The defense has suggested that Jackson was forced by Phillips and AEG into more shows than the 10 originally scheduled, but the executive denied that. He said that 31 shows were always planned and that Jackson agreed to 19 additional concerts “in 20 minutes.”
His only conditions were that Phillips get the Guinness Book of World Records to document his 50-show feat and rent him a sprawling country home outside London for his children.
“He was very specific. He wanted 16-plus acres, running streams, horses,” Phillips said. “He wanted to give them a pastoral country vibe.”
Jackson was also adamant about bringing Murray to London.
Phillips testified that Murray assured him In June 2009 that the singer was in perfect health.
Two weeks later, things had taken a different turn. The concert director, choreographer Kenny Ortega, had grown frustrated with Jackson’s repeated absence from rehearsals and wondered in an e-mail to Phillips if it might be time they “pulled the plug.”

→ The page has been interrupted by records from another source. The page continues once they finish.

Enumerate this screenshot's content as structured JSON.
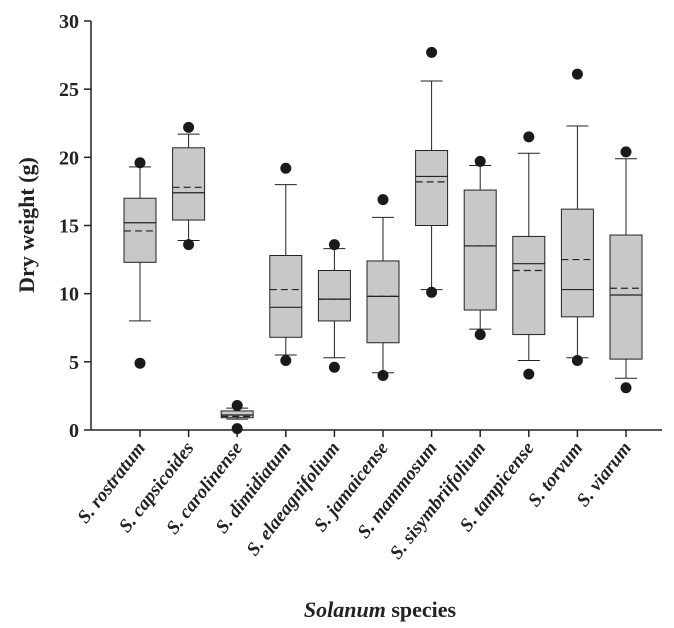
{
  "chart_data": {
    "type": "box",
    "xlabel_prefix": "Solanum",
    "xlabel_suffix": " species",
    "ylabel": "Dry weight (g)",
    "ylim": [
      0,
      30
    ],
    "yticks": [
      0,
      5,
      10,
      15,
      20,
      25,
      30
    ],
    "categories": [
      "S. rostratum",
      "S. capsicoides",
      "S. carolinense",
      "S. dimidiatum",
      "S. elaeagnifolium",
      "S. jamaicense",
      "S. mammosum",
      "S. sisymbriifolium",
      "S. tampicense",
      "S. torvum",
      "S. viarum"
    ],
    "boxes": [
      {
        "whisker_low": 8.0,
        "q1": 12.3,
        "median": 15.2,
        "mean": 14.6,
        "q3": 17.0,
        "whisker_high": 19.3,
        "outliers": [
          4.9,
          19.6
        ]
      },
      {
        "whisker_low": 13.9,
        "q1": 15.4,
        "median": 17.4,
        "mean": 17.8,
        "q3": 20.7,
        "whisker_high": 21.7,
        "outliers": [
          13.6,
          22.2
        ]
      },
      {
        "whisker_low": 0.8,
        "q1": 0.9,
        "median": 1.1,
        "mean": 1.0,
        "q3": 1.4,
        "whisker_high": 1.6,
        "outliers": [
          0.1,
          1.8
        ]
      },
      {
        "whisker_low": 5.5,
        "q1": 6.8,
        "median": 9.0,
        "mean": 10.3,
        "q3": 12.8,
        "whisker_high": 18.0,
        "outliers": [
          5.1,
          19.2
        ]
      },
      {
        "whisker_low": 5.3,
        "q1": 8.0,
        "median": 9.6,
        "mean": 9.6,
        "q3": 11.7,
        "whisker_high": 13.3,
        "outliers": [
          4.6,
          13.6
        ]
      },
      {
        "whisker_low": 4.2,
        "q1": 6.4,
        "median": 9.8,
        "mean": 9.8,
        "q3": 12.4,
        "whisker_high": 15.6,
        "outliers": [
          4.0,
          16.9
        ]
      },
      {
        "whisker_low": 10.3,
        "q1": 15.0,
        "median": 18.6,
        "mean": 18.2,
        "q3": 20.5,
        "whisker_high": 25.6,
        "outliers": [
          10.1,
          27.7
        ]
      },
      {
        "whisker_low": 7.4,
        "q1": 8.8,
        "median": 13.5,
        "mean": 13.5,
        "q3": 17.6,
        "whisker_high": 19.4,
        "outliers": [
          7.0,
          19.7
        ]
      },
      {
        "whisker_low": 5.1,
        "q1": 7.0,
        "median": 12.2,
        "mean": 11.7,
        "q3": 14.2,
        "whisker_high": 20.3,
        "outliers": [
          4.1,
          21.5
        ]
      },
      {
        "whisker_low": 5.3,
        "q1": 8.3,
        "median": 10.3,
        "mean": 12.5,
        "q3": 16.2,
        "whisker_high": 22.3,
        "outliers": [
          5.1,
          26.1
        ]
      },
      {
        "whisker_low": 3.8,
        "q1": 5.2,
        "median": 9.9,
        "mean": 10.4,
        "q3": 14.3,
        "whisker_high": 19.9,
        "outliers": [
          3.1,
          20.4
        ]
      }
    ],
    "colors": {
      "box_fill": "#c8c8c8",
      "stroke": "#222222",
      "outlier": "#1a1a1a"
    }
  }
}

At a subsequent meeting five days before Jackson’s death, Murray “guaranteed us that Michael would get into it, would connect,” Phillips recalled.
Phillips denied that the shows were ever in doubt but acknowledged that Jackson’s problems “focusing” might have delayed the concerts.
“At some point it could be postponed to the point that production would not be possible?” Chernoff asked.
“I can’t speculate on that,” Phillips replied.